4. Seja como for, um pouco de ceticismo é bem-vindo. Marina é verde por fora e, se eleita, será da cor que convier ao capital, ao empresariado, ao agronegócio e aos bancos. Esse é o limite de Marina – limite que Aécio e Dilma não se importam em reconhecer também para si. Todavia, e para além do fato de que sua ascensão eleitoral meteórica desarranja todo o tabuleiro do cálculo eleitoral, o traço mais positivo do acontecimento-Marina talvez esteja no potencial de colocar em circulação um significante aberto como o da “nova política”. Algo que, embora não signifique nada em si mesmo, mobiliza, no limitado interior de um processo eleitoral, no qual nos ressentimos de não encontrar nada que corresponda aos processos políticos reais, elementos potentes da recusa das manifestações e protestos de 2013/2014. Marina encarna, de alguma maneira, nas urnas, o retorno do que foi recalcado (e reprimido) nas ruas: a nota fundamental e comum que percorria todo o mais recente ciclo de lutas populares no Brasil: uma estética política da recusa e uma multiplicação de pautas e demandas com potencial comum.

5. Nem Marina é a nova política, nem a nova política é apenas um significante vazio. Sequer é preciso inventá-la. A nova política já existe – e fomos testemunhas oculares de sua gênese.
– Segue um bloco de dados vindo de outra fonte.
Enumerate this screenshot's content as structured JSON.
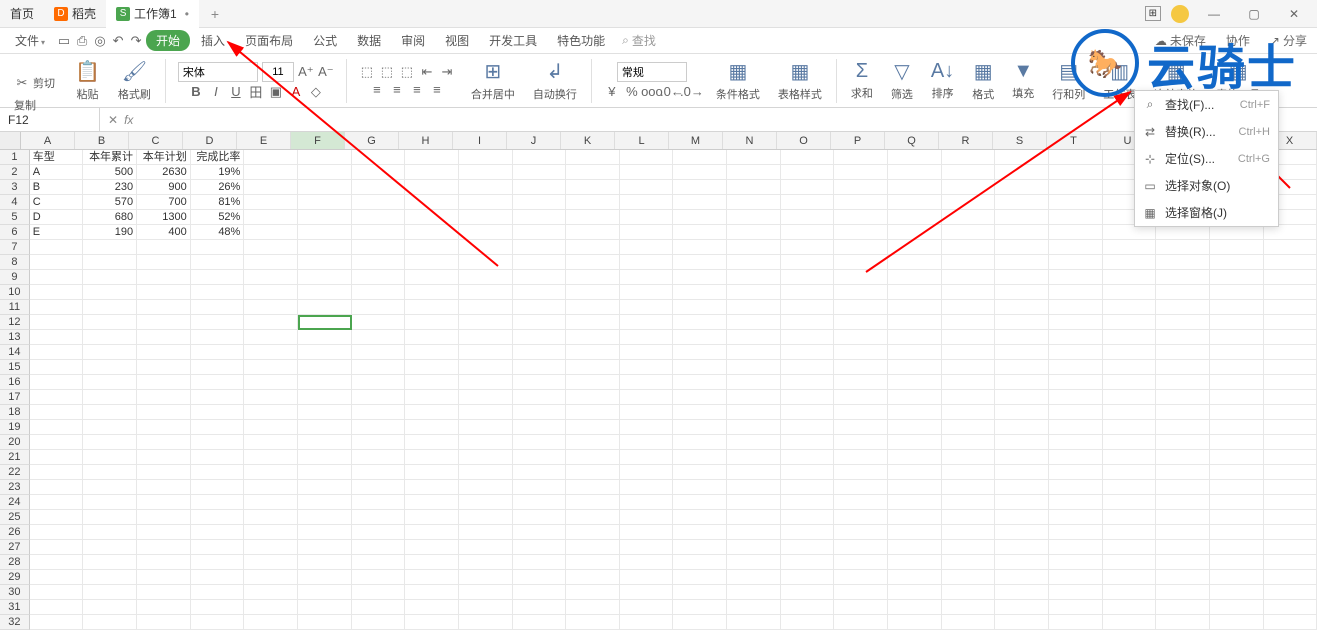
{
  "titlebar": {
    "tabs": [
      {
        "icon": "首",
        "label": "首页",
        "color": ""
      },
      {
        "icon": "D",
        "label": "稻壳",
        "color": "orange"
      },
      {
        "icon": "S",
        "label": "工作簿1",
        "color": "green",
        "active": true
      }
    ],
    "plus": "+"
  },
  "menubar": {
    "file": "文件",
    "items": [
      "开始",
      "插入",
      "页面布局",
      "公式",
      "数据",
      "审阅",
      "视图",
      "开发工具",
      "特色功能"
    ],
    "search_icon": "⌕",
    "search": "查找",
    "unsaved_icon": "☁",
    "unsaved": "未保存",
    "collab": "协作",
    "share_icon": "↗",
    "share": "分享"
  },
  "toolbar": {
    "cut": "剪切",
    "paste": "粘贴",
    "copy": "复制",
    "format_painter": "格式刷",
    "font": "宋体",
    "size": "11",
    "merge": "合并居中",
    "wrap": "自动换行",
    "number_format": "常规",
    "cond_format": "条件格式",
    "table_style": "表格样式",
    "sum": "求和",
    "filter": "筛选",
    "sort": "排序",
    "format": "格式",
    "fill": "填充",
    "row_col": "行和列",
    "sheet": "工作表",
    "freeze": "冻结窗格",
    "table_tools": "表格工具"
  },
  "formula_bar": {
    "cell": "F12",
    "fx": "fx"
  },
  "columns": [
    "A",
    "B",
    "C",
    "D",
    "E",
    "F",
    "G",
    "H",
    "I",
    "J",
    "K",
    "L",
    "M",
    "N",
    "O",
    "P",
    "Q",
    "R",
    "S",
    "T",
    "U",
    "V",
    "W",
    "X"
  ],
  "active_col_index": 5,
  "selected_cell": {
    "row": 12,
    "col": 5
  },
  "data_rows": [
    {
      "h": "1",
      "cells": [
        "车型",
        "本年累计",
        "本年计划",
        "完成比率",
        "",
        "",
        "",
        "",
        "",
        "",
        "",
        "",
        "",
        "",
        "",
        "",
        "",
        "",
        "",
        "",
        "",
        "",
        "",
        ""
      ]
    },
    {
      "h": "2",
      "cells": [
        "A",
        "500",
        "2630",
        "19%",
        "",
        "",
        "",
        "",
        "",
        "",
        "",
        "",
        "",
        "",
        "",
        "",
        "",
        "",
        "",
        "",
        "",
        "",
        "",
        ""
      ]
    },
    {
      "h": "3",
      "cells": [
        "B",
        "230",
        "900",
        "26%",
        "",
        "",
        "",
        "",
        "",
        "",
        "",
        "",
        "",
        "",
        "",
        "",
        "",
        "",
        "",
        "",
        "",
        "",
        "",
        ""
      ]
    },
    {
      "h": "4",
      "cells": [
        "C",
        "570",
        "700",
        "81%",
        "",
        "",
        "",
        "",
        "",
        "",
        "",
        "",
        "",
        "",
        "",
        "",
        "",
        "",
        "",
        "",
        "",
        "",
        "",
        ""
      ]
    },
    {
      "h": "5",
      "cells": [
        "D",
        "680",
        "1300",
        "52%",
        "",
        "",
        "",
        "",
        "",
        "",
        "",
        "",
        "",
        "",
        "",
        "",
        "",
        "",
        "",
        "",
        "",
        "",
        "",
        ""
      ]
    },
    {
      "h": "6",
      "cells": [
        "E",
        "190",
        "400",
        "48%",
        "",
        "",
        "",
        "",
        "",
        "",
        "",
        "",
        "",
        "",
        "",
        "",
        "",
        "",
        "",
        "",
        "",
        "",
        "",
        ""
      ]
    }
  ],
  "context_menu": {
    "items": [
      {
        "icon": "⌕",
        "label": "查找(F)...",
        "shortcut": "Ctrl+F"
      },
      {
        "icon": "⇄",
        "label": "替换(R)...",
        "shortcut": "Ctrl+H"
      },
      {
        "icon": "⊹",
        "label": "定位(S)...",
        "shortcut": "Ctrl+G"
      },
      {
        "icon": "▭",
        "label": "选择对象(O)",
        "shortcut": ""
      },
      {
        "icon": "▦",
        "label": "选择窗格(J)",
        "shortcut": ""
      }
    ]
  },
  "watermark": {
    "text": "云骑士"
  }
}
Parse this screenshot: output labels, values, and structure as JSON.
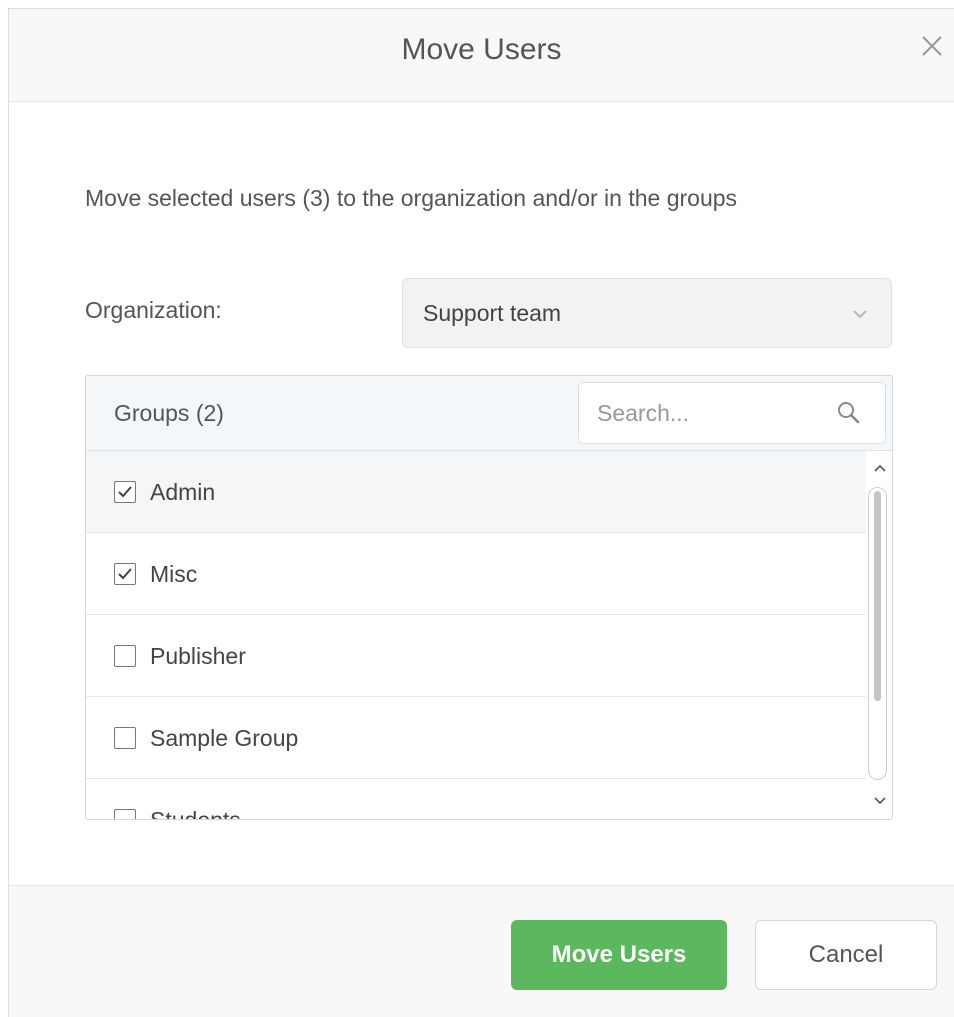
{
  "dialog": {
    "title": "Move Users",
    "close_icon": "close-icon",
    "intro_text": "Move selected users (3) to the organization and/or in the groups"
  },
  "organization": {
    "label": "Organization:",
    "selected": "Support team",
    "chevron_icon": "chevron-down-icon"
  },
  "groups": {
    "title": "Groups (2)",
    "search_placeholder": "Search...",
    "search_icon": "search-icon",
    "items": [
      {
        "label": "Admin",
        "checked": true
      },
      {
        "label": "Misc",
        "checked": true
      },
      {
        "label": "Publisher",
        "checked": false
      },
      {
        "label": "Sample Group",
        "checked": false
      },
      {
        "label": "Students",
        "checked": false
      }
    ]
  },
  "footer": {
    "primary_label": "Move Users",
    "cancel_label": "Cancel"
  },
  "colors": {
    "primary": "#5cb85c",
    "header_bg": "#f8f8f8",
    "select_bg": "#f2f2f2"
  }
}
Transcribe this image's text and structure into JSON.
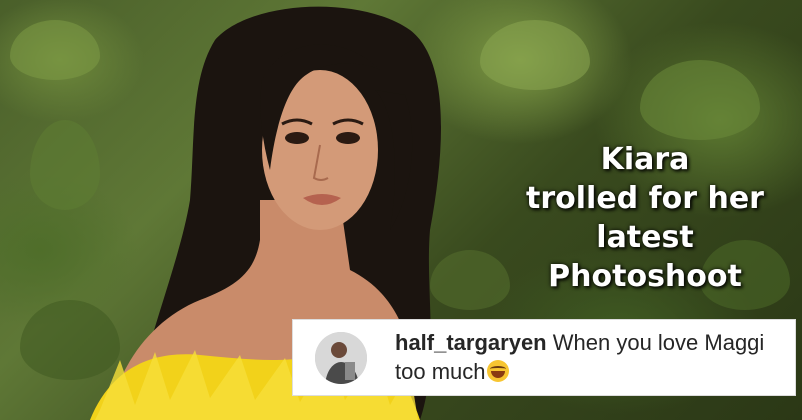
{
  "headline": {
    "lines": [
      "Kiara",
      "trolled for her",
      "latest",
      "Photoshoot"
    ]
  },
  "comment": {
    "username": "half_targaryen",
    "text_line1": "When you love Maggi",
    "text_line2": "too much",
    "emoji": "face-with-tears-of-joy-icon"
  },
  "colors": {
    "headline_text": "#ffffff",
    "comment_bg": "#ffffff",
    "comment_text": "#262626",
    "dress": "#f2d21a"
  }
}
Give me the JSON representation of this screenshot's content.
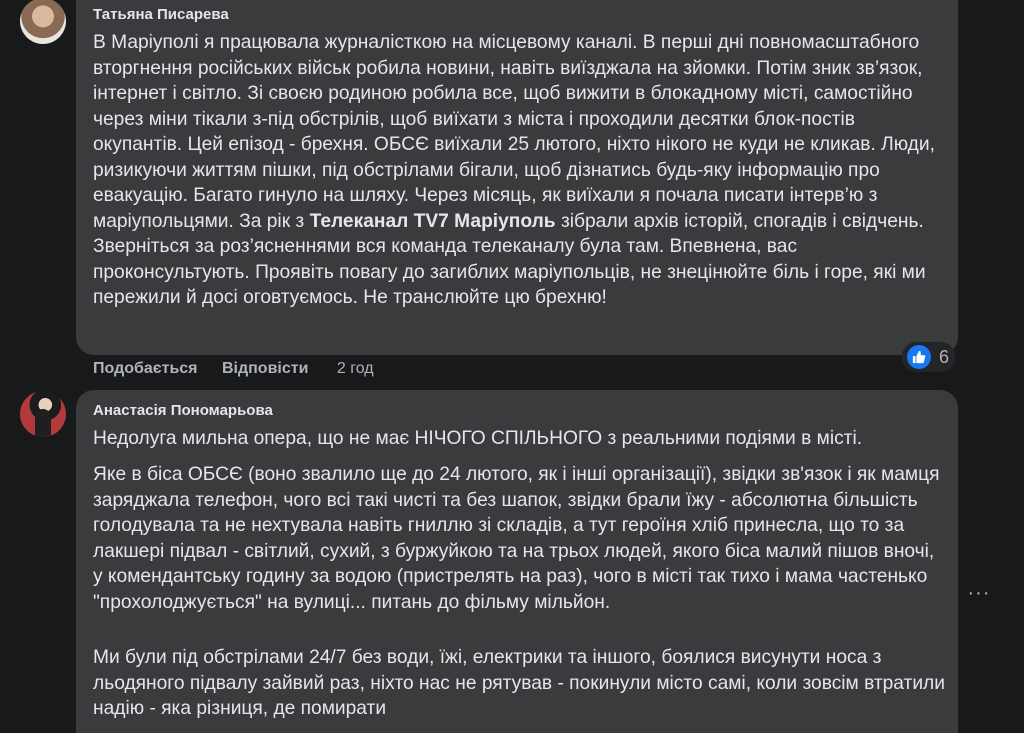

Ela continua a circular nos subterrâneos, um pouco como a toupeira revolucionária de Marx, esse autor de um ensaio delirante e real de materialismo sonhático. Trata-se de algo que não pode pertencer a ninguém individualmente. A força de Marina, que também constitui o seu limite, é ser a figura de carne e osso capaz de catalisar o materialismo sonhático de que é feita a nova política que as multidões das ruas inventaram em um processo eleitoral formal. Depende de nós arrancarmos ao real essa força que não pertence a ninguém, mas é capaz de deformar as estruturas que demoramos tanto tempo para recusar. A dose de realidade de que o sonho depende adverte que este é o momento de arrancar todos os compromissos por ampliações de direitos que pudermos de Marina. Esse materialismo sonhático não passa de um outro nome, aberto e iridescente, para a potência política de um desejo comum que, legitimamente, não se pode atribuir a ninguém.